Does anybody have experience of using pieces of this type of wood, and of this size? How long did it take to sink?

I'm thinking of screwing a piece of slate to the bottom, but I'd rather not. I dread dragging plants out with the wood when I come to remove it.

Many thanks.


----------



## Alastair (25 Apr 2013)

fantastic piece of wood youve found. it could take a good month or two before it becomes completely waterlogged and stays down


----------



## Henry (25 Apr 2013)

Thanks  I was so pleased when I found it. The hardscape is actually made up of two pieces of wood. The darker piece on the left is from a previous aquascape.
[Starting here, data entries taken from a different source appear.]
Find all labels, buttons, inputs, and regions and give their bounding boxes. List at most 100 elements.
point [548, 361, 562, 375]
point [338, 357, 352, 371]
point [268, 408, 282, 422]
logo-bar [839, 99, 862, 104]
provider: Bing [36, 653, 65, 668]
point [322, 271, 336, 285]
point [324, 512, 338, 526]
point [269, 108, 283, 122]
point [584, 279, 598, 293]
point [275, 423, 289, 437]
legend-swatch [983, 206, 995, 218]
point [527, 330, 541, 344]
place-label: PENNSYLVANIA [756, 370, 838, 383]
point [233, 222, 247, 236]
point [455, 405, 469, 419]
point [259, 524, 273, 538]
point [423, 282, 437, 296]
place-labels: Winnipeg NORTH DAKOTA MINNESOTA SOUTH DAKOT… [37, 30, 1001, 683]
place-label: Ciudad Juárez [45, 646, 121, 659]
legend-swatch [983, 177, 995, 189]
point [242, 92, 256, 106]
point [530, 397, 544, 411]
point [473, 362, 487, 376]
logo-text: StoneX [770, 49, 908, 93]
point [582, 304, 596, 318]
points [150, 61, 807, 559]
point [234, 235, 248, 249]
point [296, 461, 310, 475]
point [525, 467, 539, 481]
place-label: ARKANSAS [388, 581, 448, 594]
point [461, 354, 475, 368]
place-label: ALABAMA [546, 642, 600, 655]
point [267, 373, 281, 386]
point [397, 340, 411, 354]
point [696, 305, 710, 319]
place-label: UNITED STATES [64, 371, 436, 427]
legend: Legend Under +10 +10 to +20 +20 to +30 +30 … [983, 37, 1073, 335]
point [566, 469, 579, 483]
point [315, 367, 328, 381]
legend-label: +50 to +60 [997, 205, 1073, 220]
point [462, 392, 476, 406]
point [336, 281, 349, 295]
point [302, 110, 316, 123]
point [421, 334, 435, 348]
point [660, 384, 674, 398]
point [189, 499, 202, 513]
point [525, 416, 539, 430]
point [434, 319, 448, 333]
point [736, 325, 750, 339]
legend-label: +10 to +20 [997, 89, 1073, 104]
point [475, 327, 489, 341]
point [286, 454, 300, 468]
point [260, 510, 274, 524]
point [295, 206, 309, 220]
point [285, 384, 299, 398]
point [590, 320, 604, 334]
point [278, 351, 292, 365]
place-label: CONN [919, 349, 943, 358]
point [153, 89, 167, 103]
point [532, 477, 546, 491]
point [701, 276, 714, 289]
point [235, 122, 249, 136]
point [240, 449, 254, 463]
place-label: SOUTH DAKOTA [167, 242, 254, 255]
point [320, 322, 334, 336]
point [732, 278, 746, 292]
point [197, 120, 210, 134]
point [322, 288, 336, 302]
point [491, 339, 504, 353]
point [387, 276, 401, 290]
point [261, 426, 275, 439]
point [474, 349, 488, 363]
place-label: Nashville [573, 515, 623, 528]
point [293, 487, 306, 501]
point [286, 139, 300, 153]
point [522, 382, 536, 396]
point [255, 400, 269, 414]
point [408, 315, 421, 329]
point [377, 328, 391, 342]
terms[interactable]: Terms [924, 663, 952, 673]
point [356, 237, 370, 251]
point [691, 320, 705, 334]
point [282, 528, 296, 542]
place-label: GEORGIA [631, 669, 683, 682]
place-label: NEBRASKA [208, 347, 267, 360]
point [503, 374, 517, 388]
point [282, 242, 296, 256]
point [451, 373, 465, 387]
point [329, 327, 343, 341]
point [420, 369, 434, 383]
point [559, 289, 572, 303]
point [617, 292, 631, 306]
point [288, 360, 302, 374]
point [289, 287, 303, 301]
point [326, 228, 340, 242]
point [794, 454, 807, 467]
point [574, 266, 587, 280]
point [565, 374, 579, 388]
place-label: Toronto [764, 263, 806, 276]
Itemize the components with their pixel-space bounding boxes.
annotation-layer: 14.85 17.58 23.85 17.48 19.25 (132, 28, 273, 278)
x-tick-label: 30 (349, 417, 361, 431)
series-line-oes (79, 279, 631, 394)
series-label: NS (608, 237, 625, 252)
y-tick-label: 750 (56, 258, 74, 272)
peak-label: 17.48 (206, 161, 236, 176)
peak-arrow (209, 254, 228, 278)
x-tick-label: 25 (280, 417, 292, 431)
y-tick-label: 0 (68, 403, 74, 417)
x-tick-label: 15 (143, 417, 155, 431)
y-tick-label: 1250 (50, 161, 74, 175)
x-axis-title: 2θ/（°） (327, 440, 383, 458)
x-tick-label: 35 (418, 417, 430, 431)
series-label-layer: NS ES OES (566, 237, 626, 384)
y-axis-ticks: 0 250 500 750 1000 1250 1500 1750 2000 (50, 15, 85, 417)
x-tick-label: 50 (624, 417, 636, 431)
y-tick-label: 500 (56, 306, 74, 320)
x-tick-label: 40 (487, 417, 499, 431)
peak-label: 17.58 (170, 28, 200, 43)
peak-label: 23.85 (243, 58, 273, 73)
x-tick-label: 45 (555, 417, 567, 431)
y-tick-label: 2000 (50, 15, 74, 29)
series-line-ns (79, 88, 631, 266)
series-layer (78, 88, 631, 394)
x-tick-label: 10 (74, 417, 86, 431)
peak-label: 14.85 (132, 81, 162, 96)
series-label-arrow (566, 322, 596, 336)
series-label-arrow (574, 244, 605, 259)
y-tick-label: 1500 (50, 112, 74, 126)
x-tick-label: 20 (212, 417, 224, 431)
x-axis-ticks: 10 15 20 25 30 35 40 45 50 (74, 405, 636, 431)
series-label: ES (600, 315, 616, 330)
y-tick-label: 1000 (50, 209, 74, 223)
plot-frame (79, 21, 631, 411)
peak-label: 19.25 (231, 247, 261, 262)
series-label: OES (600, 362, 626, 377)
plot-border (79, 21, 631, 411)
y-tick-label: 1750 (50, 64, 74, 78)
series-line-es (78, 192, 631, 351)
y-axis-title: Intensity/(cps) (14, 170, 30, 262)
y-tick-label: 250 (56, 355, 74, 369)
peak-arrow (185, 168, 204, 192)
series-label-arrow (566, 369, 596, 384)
I came to the conclusion that it'd end up looking like a single piece when stuff starts growing on it. Can't the water to clear up and everything to start growing in.

Is there any possibility that it will never become properly waterlogged? A bit of reading on t'internet indicates that some woods never properly sink (not sure how this is possible however).


----------



## John S (25 Apr 2013)

I've used smaller pieces of Oak and they do sink after a while.


----------



## Henry (25 Apr 2013)

davem said:


> I've used smaller pieces of Oak and they do sink after a while.


 
What sort of time scale did you experience?


----------



## John S (25 Apr 2013)

I had some smaller branches about 12 to 15 inches, no more than an inch wide, and they took about 3 to 4 weeks.


----------



## Henry (25 Apr 2013)

Excellent. Thank you both for your input. I can live with the rocks blighting my scape now that I know they'll be gone before long.


----------